Time Phantom: Amsterdam
de Randy Anderson
Auto-édition

Fil rouge 2018 : Une porte sur l’été

« Comme Pete est le plus authentique des chats, il préfère sortir. Il n’a jamais abandonné la conviction que  si l’on essaye toutes les portes, on doit, obligatoirement, trouver celle qui donne sur l’été. » Écrit en 1957, Une porte sur l’été a une place à part dans mes lectures personnelles. C’est en effet l’un des premiers livres de Robert Heinlein que j’ai lu, et c’est mon bouquiniste favori qui me l’a offert avec un simple : « tiens, lis, tu vas aimer. » Le fait qu’en 2018, je relise cet ouvrage prouve qu’il avait raison. Et pourtant… On y trouve tout à la fois ce que Robert Heinlein a fait de meilleur et de pire condensés en un tout petit roman.
Commençons par le pire. Aux yeux d’une lectrice du XXIe siècle réel, et non fictif, Robert Heinlein est un incurable macho aux idées bien arrêtées. Ses personnages féminins adultes sont au mieux de ravissantes idiotes (y compris cette pauvre Ricky une fois devenue majeure) et au pire des manipulatrices odieuses et n’aimant pas les chats.
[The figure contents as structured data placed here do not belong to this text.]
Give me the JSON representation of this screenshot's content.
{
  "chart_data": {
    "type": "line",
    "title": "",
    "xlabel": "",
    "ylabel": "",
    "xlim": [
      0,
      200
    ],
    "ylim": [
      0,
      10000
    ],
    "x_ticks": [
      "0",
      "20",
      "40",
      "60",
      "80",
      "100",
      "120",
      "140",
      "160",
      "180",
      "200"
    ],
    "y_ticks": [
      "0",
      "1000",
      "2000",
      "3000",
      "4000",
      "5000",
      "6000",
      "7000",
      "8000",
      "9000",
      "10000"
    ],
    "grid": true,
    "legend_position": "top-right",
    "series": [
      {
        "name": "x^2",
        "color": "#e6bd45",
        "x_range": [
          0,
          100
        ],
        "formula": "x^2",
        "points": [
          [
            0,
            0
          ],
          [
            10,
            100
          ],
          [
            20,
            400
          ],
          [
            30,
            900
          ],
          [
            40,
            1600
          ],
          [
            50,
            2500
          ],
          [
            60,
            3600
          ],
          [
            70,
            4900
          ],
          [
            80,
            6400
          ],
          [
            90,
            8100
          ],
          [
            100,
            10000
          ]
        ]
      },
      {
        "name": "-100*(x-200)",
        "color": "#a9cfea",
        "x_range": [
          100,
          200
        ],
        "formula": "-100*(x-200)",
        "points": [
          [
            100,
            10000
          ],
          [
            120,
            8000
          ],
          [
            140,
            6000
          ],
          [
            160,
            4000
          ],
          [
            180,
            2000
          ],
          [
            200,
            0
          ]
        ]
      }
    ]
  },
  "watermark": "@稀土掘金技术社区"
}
Au fur et à mesure de son œuvre, Robert Heinlein étoffera ces personnages, mais ici nous sommes encore très loin de Maureen Johnson de To Sail Beyond the Sunset et Hazel Stone de The Cat who Walks through Walls. Quant à ses idées générales, disons que c’étaient celles d’un libertarien américain bon teint de l’époque.
Et le meilleur ? Nous avons avec Une porte sur l’été un récit attachant de voyage temporel et de vengeance. Tout simple à suivre malgré des allers-retours entre les époques, il est très bien raconté, très drôle et particulièrement ingénieux dans ses différentes méthodes de voyages dans le temps. Notons d’ailleurs que malgré les progrès incessants de la robotique et de l’intelligence artificielle, les robots actuels sont encore très loin des Robots universels de 2001 voire 1970 tels qu’ils sont décrits dans ce roman.
En revanche, quelles que soient les époques traversées, les chats de Robert Heinlein tout comme ceux de la vie quotidienne sont toujours obstinés par cette recherche de « porte sur l’été », et par leur bonheur personnel. En l’occurrence, il s’agit de rester coûte que coûte avec leur humain de prédilection. Cette touche sentimentale entre le héros, Danny, et son compagnon, Pétronius le Sage, n’est pas qu’une simple anecdote cosmétique. Elle ajoute une couche de profondeur à une histoire qui sans elle, ne serait qu’un récit un peu dépassé. Avec, Une porte sur l’été prend la forme d’un récit de SF classique toujours plaisant à lire ou relire.

Une porte sur l’été de Robert Heinlein
Traduction de Régine Vivier
Éditions J’ai Lu

Pour le #100defislecture2018 de Dame Ambre : 23 points avec celui-ci.